C. Les faits pertinents suivants résultent de la procédure :

a.    G______ ainsi que B______ et C______, D______ et E______ sont copropriétaires de la parcelle n° 2______, sise route 1______ nos. ______, [code postal] H______.

La parcelle se situe en zone 5, soit en zone villas.

b.   Le 13 janvier 1986, les consorts C______/D______/E______ ainsi que I______ SA (actuellement : A______ SA) ont conclu un contrat de bail à loyer portant sur la location d’une surface commerciale au rez-de-chaussée de l’immeuble sis route 1______ no. ______ à H______, « soit les sept premières travées représentant une surface approximative de 700 m».

La locataire était autorisée à y exercer, à ses risques et périls, l’exploitation commerciale de vente et d’installation de piscines.

Le bail a été conclu pour une durée initiale de dix ans, du 1er février 1986 au 31 janvier 1996. Il s’est renouvelé ensuite tacitement d’année en année. Le préavis de résiliation était de six mois.

c.    En novembre 2002, les consorts C______/D______/E______ ainsi que I______ SA ont conclu un nouveau contrat de bail à loyer portant sur une surface commerciale au rez-de-chaussée de l’immeuble sis route 1______ no. ______ à H______, « soit les sept premières travées représentant une surface de 675 m2 ».

Le contrat a été conclu pour une durée initiale de cinq ans, du 1er décembre 2002 au 31 décembre 2007. Il s’est renouvelé ensuite tacitement de cinq ans en cinq ans.
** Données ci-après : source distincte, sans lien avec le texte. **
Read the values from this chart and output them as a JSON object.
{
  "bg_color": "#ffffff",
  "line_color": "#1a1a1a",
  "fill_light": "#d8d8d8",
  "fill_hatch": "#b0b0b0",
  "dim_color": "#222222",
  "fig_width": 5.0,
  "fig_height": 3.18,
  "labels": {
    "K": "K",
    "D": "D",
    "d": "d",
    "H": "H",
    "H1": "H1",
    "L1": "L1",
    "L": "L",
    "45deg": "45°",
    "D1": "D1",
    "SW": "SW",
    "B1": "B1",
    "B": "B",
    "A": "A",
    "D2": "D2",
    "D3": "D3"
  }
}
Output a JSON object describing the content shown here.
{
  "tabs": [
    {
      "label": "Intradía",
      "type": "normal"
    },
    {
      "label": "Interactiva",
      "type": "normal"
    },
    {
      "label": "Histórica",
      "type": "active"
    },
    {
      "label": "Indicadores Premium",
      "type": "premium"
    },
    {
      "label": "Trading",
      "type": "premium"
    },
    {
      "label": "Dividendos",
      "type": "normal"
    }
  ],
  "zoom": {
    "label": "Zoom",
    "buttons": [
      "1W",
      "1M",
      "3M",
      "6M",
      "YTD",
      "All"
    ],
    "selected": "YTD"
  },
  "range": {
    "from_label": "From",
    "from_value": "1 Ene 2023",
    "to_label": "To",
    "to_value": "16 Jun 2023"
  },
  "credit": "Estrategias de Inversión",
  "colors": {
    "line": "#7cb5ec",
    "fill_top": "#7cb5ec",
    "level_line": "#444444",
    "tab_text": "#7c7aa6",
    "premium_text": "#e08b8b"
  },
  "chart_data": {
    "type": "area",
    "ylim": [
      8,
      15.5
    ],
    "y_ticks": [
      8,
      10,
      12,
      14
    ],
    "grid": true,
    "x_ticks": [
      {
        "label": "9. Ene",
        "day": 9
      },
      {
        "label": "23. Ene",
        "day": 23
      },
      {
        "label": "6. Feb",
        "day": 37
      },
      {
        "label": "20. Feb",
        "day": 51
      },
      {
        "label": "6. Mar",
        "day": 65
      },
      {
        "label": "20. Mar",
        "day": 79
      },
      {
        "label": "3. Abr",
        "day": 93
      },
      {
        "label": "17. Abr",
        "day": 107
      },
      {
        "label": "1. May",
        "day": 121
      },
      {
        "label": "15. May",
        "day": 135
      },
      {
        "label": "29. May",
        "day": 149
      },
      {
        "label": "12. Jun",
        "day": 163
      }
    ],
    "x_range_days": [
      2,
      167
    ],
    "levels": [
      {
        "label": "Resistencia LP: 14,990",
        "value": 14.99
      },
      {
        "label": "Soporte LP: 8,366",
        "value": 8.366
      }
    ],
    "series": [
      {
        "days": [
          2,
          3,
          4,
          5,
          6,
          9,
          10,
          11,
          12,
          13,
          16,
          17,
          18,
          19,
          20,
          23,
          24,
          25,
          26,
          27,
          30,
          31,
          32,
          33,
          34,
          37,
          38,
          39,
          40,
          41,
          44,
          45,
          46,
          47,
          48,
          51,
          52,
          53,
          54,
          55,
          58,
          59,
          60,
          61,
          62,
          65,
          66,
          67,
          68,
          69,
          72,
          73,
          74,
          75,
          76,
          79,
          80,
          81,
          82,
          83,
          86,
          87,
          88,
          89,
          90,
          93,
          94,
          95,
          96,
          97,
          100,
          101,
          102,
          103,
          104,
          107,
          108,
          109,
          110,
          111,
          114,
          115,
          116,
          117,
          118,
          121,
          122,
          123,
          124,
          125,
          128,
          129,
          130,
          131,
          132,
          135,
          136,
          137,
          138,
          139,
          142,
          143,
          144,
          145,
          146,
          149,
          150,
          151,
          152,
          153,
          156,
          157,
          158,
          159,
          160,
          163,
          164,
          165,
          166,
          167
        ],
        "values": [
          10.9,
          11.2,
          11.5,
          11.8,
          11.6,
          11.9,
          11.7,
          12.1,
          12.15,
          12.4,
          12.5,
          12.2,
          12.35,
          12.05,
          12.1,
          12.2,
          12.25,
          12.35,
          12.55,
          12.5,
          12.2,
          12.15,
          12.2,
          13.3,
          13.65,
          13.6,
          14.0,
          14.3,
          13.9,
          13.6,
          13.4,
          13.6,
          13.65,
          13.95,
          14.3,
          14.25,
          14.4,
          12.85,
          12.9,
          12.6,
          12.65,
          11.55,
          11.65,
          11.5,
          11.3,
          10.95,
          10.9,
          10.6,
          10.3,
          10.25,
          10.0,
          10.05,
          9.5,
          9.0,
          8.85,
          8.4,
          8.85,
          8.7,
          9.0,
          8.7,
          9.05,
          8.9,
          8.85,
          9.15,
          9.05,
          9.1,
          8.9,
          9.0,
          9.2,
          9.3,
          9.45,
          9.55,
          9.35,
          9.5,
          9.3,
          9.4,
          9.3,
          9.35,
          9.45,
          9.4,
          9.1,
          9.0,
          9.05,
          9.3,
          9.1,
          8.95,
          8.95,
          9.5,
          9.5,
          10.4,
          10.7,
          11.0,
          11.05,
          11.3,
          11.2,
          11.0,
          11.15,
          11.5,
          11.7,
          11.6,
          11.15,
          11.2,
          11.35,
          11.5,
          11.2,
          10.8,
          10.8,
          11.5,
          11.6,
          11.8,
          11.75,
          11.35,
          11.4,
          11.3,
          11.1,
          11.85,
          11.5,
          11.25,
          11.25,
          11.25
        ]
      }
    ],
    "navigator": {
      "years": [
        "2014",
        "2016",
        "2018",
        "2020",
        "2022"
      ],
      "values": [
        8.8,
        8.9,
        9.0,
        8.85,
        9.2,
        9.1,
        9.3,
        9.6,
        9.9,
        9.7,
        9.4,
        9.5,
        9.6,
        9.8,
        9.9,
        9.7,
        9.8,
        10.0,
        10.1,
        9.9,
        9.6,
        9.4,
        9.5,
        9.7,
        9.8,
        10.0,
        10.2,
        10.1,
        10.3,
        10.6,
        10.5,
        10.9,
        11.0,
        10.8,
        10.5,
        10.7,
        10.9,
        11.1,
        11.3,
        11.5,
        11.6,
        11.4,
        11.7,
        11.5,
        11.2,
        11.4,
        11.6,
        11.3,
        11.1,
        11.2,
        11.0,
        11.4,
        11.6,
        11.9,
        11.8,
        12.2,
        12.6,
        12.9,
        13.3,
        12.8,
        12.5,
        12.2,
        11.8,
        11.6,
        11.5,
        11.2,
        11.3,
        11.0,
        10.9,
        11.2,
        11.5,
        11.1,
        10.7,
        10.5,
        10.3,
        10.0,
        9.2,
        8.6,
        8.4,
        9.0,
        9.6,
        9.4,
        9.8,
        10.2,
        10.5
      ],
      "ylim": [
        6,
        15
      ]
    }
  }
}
Le préavis de résiliation était de six mois.

Le loyer annuel de ces locaux a été fixé en dernier lieu à 155'208 fr. dès le 1er janvier 2009.

d.   Le 24 août 2006, les consorts C______/D______/E______ ainsi que A______ SA ont conclu un contrat de bail à loyer portant sur la location d’une surface commerciale de 190 m2 située au rez-de-chaussée de l’immeuble sis route 1______ no. ______ à H______.

Le contrat a été conclu pour une durée initiale de six ans et quatre mois, du 1er septembre 2006 au 31 décembre 2012. Il s’est renouvelé par la suite tacitement de cinq ans en cinq ans. Le préavis de résiliation était de six mois.

Le loyer annuel de ces locaux a été fixé en dernier lieu à 21'660 fr. dès le 1er janvier 2009.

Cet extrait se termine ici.